RecoProd- a recommender system which uses sentiment analysis techniques to provide the best products for the customers is proposed. The techniques involved in Sentiment Analysis are used to classify the reviews by the sentiment of the words into positive or negative. Using the sentiment expressed in the words, opinions on any entity can be categorized into positive or negative.
The system uses the existing product reviews and sentiment classification of the reviews is carried out. RecoProd consists of an Information Retrieval component which extracts the reviews from the e-commerce websites using the product names as queries.
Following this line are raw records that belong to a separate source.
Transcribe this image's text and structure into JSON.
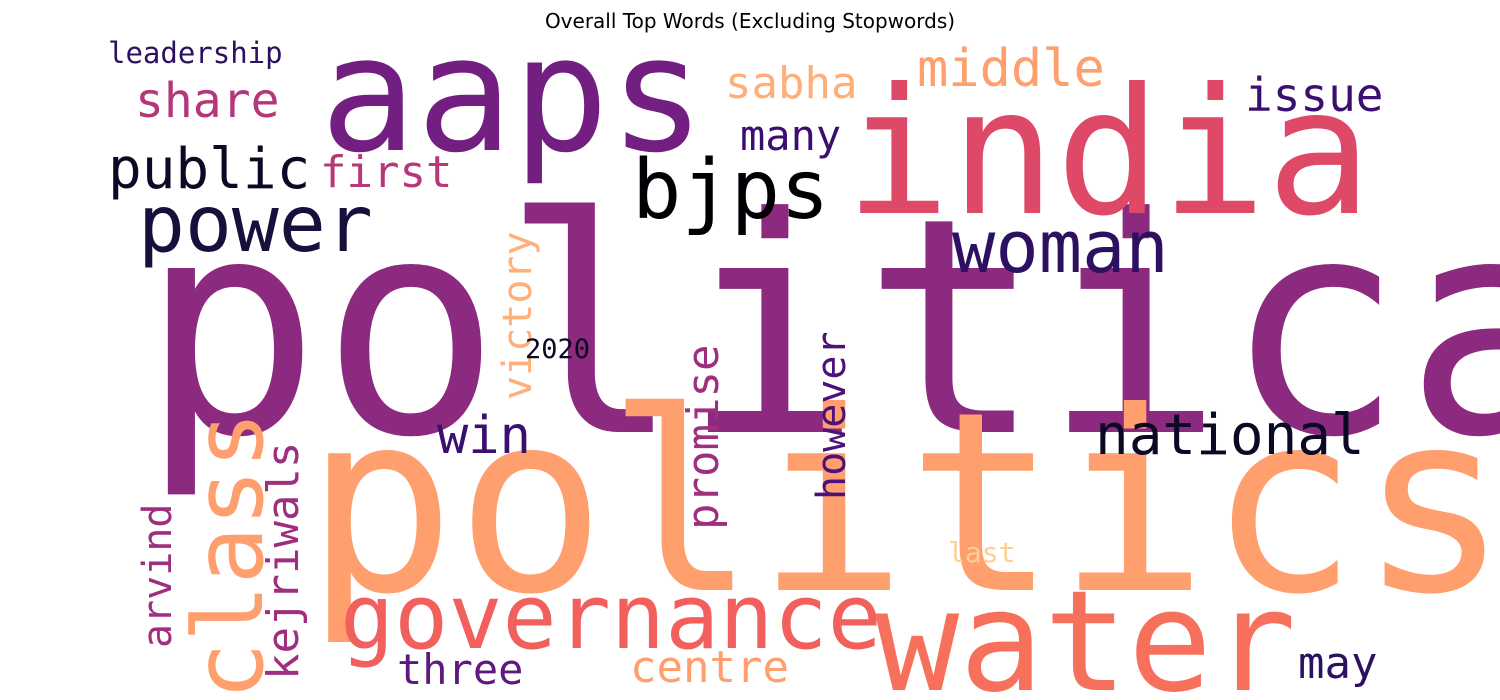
{
  "title": "Overall Top Words (Excluding Stopwords)",
  "words": [
    {
      "text": "political",
      "color": "#8b2a7e",
      "rotated": false
    },
    {
      "text": "politics",
      "color": "#fe9f6d",
      "rotated": false
    },
    {
      "text": "india",
      "color": "#de4968",
      "rotated": false
    },
    {
      "text": "aaps",
      "color": "#721f81",
      "rotated": false
    },
    {
      "text": "water",
      "color": "#f7705c",
      "rotated": false
    },
    {
      "text": "governance",
      "color": "#f1605d",
      "rotated": false
    },
    {
      "text": "bjps",
      "color": "#000004",
      "rotated": false
    },
    {
      "text": "power",
      "color": "#180f3d",
      "rotated": false
    },
    {
      "text": "woman",
      "color": "#2d1160",
      "rotated": false
    },
    {
      "text": "class",
      "color": "#fe9f6d",
      "rotated": true
    },
    {
      "text": "national",
      "color": "#0b0924",
      "rotated": false
    },
    {
      "text": "public",
      "color": "#0b0924",
      "rotated": false
    },
    {
      "text": "share",
      "color": "#b5367a",
      "rotated": false
    },
    {
      "text": "middle",
      "color": "#fe9f6d",
      "rotated": false
    },
    {
      "text": "issue",
      "color": "#3b0f70",
      "rotated": false
    },
    {
      "text": "sabha",
      "color": "#feae77",
      "rotated": false
    },
    {
      "text": "many",
      "color": "#3b0f70",
      "rotated": false
    },
    {
      "text": "first",
      "color": "#b73779",
      "rotated": false
    },
    {
      "text": "victory",
      "color": "#feb078",
      "rotated": true
    },
    {
      "text": "win",
      "color": "#3b0f70",
      "rotated": false
    },
    {
      "text": "promise",
      "color": "#9e2f7f",
      "rotated": true
    },
    {
      "text": "however",
      "color": "#4c117a",
      "rotated": true
    },
    {
      "text": "kejriwals",
      "color": "#9e2f7f",
      "rotated": true
    },
    {
      "text": "arvind",
      "color": "#9e2f7f",
      "rotated": true
    },
    {
      "text": "centre",
      "color": "#fe9f6d",
      "rotated": false
    },
    {
      "text": "three",
      "color": "#5f187f",
      "rotated": false
    },
    {
      "text": "may",
      "color": "#2d1160",
      "rotated": false
    },
    {
      "text": "leadership",
      "color": "#2d1160",
      "rotated": false
    },
    {
      "text": "2020",
      "color": "#0b0924",
      "rotated": false
    },
    {
      "text": "last",
      "color": "#fecf92",
      "rotated": false
    }
  ]
}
Sentiment Analysis algorithms like Naive Bayes and SVM (Support Vector Machine) are used to categorize the reviews and opinion scores are assigned to the reviews. A comparative study on the accuracy of the sentiment analysis algorithms used is also carried out. Aspect based summary of opinions for each product is carried out and visually compared. The products are displayed to the user.
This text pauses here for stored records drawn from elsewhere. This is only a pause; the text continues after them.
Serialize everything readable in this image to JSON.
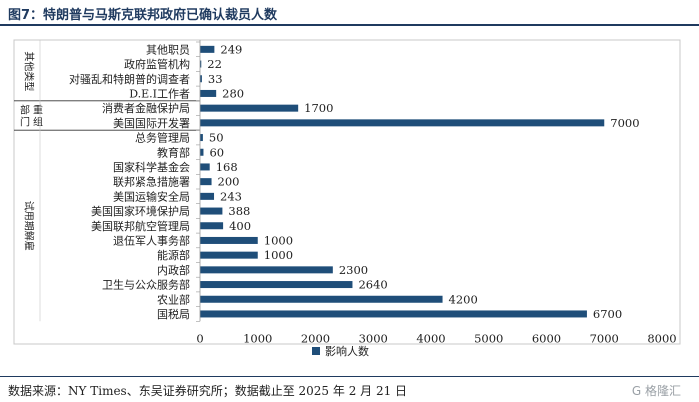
{
  "header": {
    "title": "图7：特朗普与马斯克联邦政府已确认裁员人数"
  },
  "footer": {
    "source": "数据来源：NY Times、东吴证券研究所；数据截止至 2025 年 2 月 21 日",
    "watermark": "G 格隆汇"
  },
  "chart_data": {
    "type": "bar",
    "orientation": "horizontal",
    "categories": [
      "其他职员",
      "政府监管机构",
      "对骚乱和特朗普的调查者",
      "D.E.I工作者",
      "消费者金融保护局",
      "美国国际开发署",
      "总务管理局",
      "教育部",
      "国家科学基金会",
      "联邦紧急措施署",
      "美国运输安全局",
      "美国国家环境保护局",
      "美国联邦航空管理局",
      "退伍军人事务部",
      "能源部",
      "内政部",
      "卫生与公众服务部",
      "农业部",
      "国税局"
    ],
    "values": [
      249,
      22,
      33,
      280,
      1700,
      7000,
      50,
      60,
      168,
      200,
      243,
      388,
      400,
      1000,
      1000,
      2300,
      2640,
      4200,
      6700
    ],
    "groups": [
      {
        "label": "其他类型",
        "start": 0,
        "end": 3
      },
      {
        "label": "部门重组",
        "start": 4,
        "end": 5
      },
      {
        "label": "试用期解雇",
        "start": 6,
        "end": 18
      }
    ],
    "xlim": [
      0,
      8000
    ],
    "xticks": [
      0,
      1000,
      2000,
      3000,
      4000,
      5000,
      6000,
      7000,
      8000
    ],
    "legend": "影响人数",
    "legend_position": "bottom",
    "bar_color": "#1f4e79",
    "grid": false
  }
}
The project is developed in Python,Java and RapidMiner.
-
Python 2.7
-
Java 7
- RapidMiner 5
The dataset contains two directories - 'pos' and 'neg' . Each folder contains 1000 reviews each.
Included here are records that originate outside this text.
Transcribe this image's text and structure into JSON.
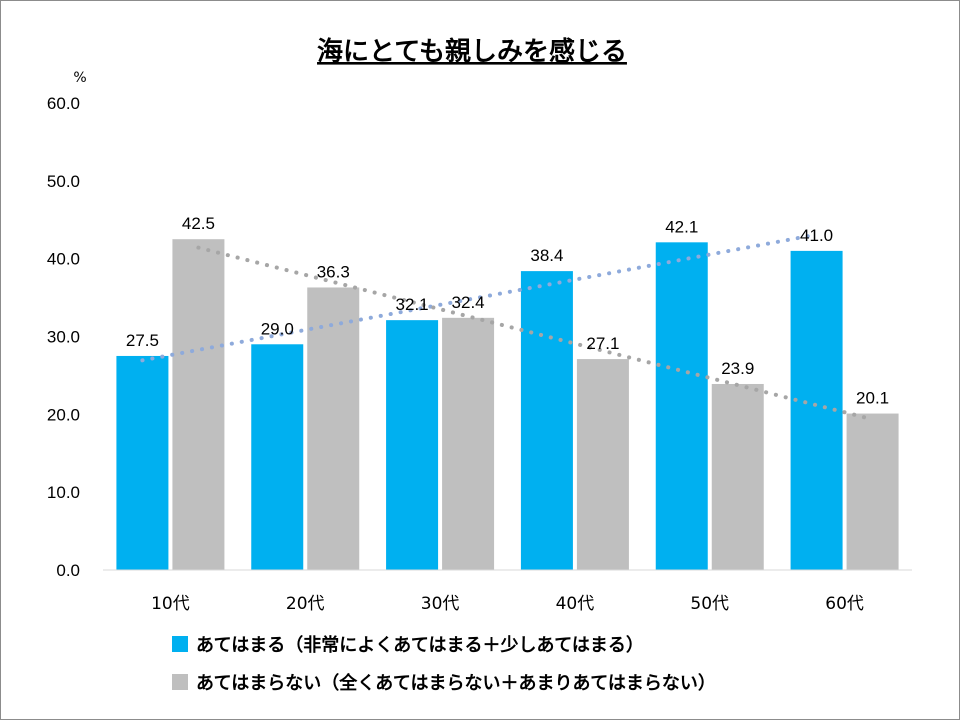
{
  "chart_data": {
    "type": "bar",
    "title": "海にとても親しみを感じる",
    "unit": "%",
    "categories": [
      "10代",
      "20代",
      "30代",
      "40代",
      "50代",
      "60代"
    ],
    "series": [
      {
        "name": "あてはまる（非常によくあてはまる＋少しあてはまる）",
        "values": [
          27.5,
          29.0,
          32.1,
          38.4,
          42.1,
          41.0
        ],
        "color": "#00b0f0"
      },
      {
        "name": "あてはまらない（全くあてはまらない＋あまりあてはまらない）",
        "values": [
          42.5,
          36.3,
          32.4,
          27.1,
          23.9,
          20.1
        ],
        "color": "#bfbfbf"
      }
    ],
    "value_labels": [
      [
        "27.5",
        "29.0",
        "32.1",
        "38.4",
        "42.1",
        "41.0"
      ],
      [
        "42.5",
        "36.3",
        "32.4",
        "27.1",
        "23.9",
        "20.1"
      ]
    ],
    "y_ticks": [
      "0.0",
      "10.0",
      "20.0",
      "30.0",
      "40.0",
      "50.0",
      "60.0"
    ],
    "ylim": [
      0,
      60
    ],
    "trendlines": [
      {
        "series": 0,
        "kind": "linear",
        "style": "dotted",
        "color": "#8eaadb"
      },
      {
        "series": 1,
        "kind": "linear",
        "style": "dotted",
        "color": "#a6a6a6"
      }
    ],
    "grid": false,
    "legend_position": "bottom"
  }
}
The dataset must be used to train the classifier model.
-
The Python files required to run the project are
a.IR_Component_module1.py - Information Retrieval Component. Web scraper built using Beautiful Soup. Basic Front-End built using Tkinter.
b.mod2.py - Sentiment Analysis Component with predictive model built in RapidMiner.
c.rating.py - Sentiment Rating given for each product.
d.module3_int.py - Aspect based Opinion Summarisation for each product.
e.plotmod3inp.py - Aspect based Opinion Visual Summarisation using matplotlib and NumPy.
f.mod4.py - Content based Recommender component using clustering based on Euclidian Distance.matplotlib used.
g.new_gui.py - Final GUI built using Tkinter.
-
The Java file required to run the project is:
a.Sample.java - Integrates the Rapidminer processes and python files.
-
Three RapidMiner processes are used. The respective XML codes are stored in testfiles are
a.linsvmmodel.txt - Training the Classifier Model b.linsvmtest.txt - Classification for Module 2 c.mod3.txt - Classification for Module 3
-
The Excelfiles and folders stored in the "Files" MUST not be deleted.
-
The RapidMiner processes must be created using the XML codes and suitable editing must be made to execute them.
-
The paths of the files created in Python must be suitably edited.
-
The project can be run by executing the Java file:Sample.java
WARNING:A fast working internet connection is required. The folders and spreadsheets created before must not be deleted.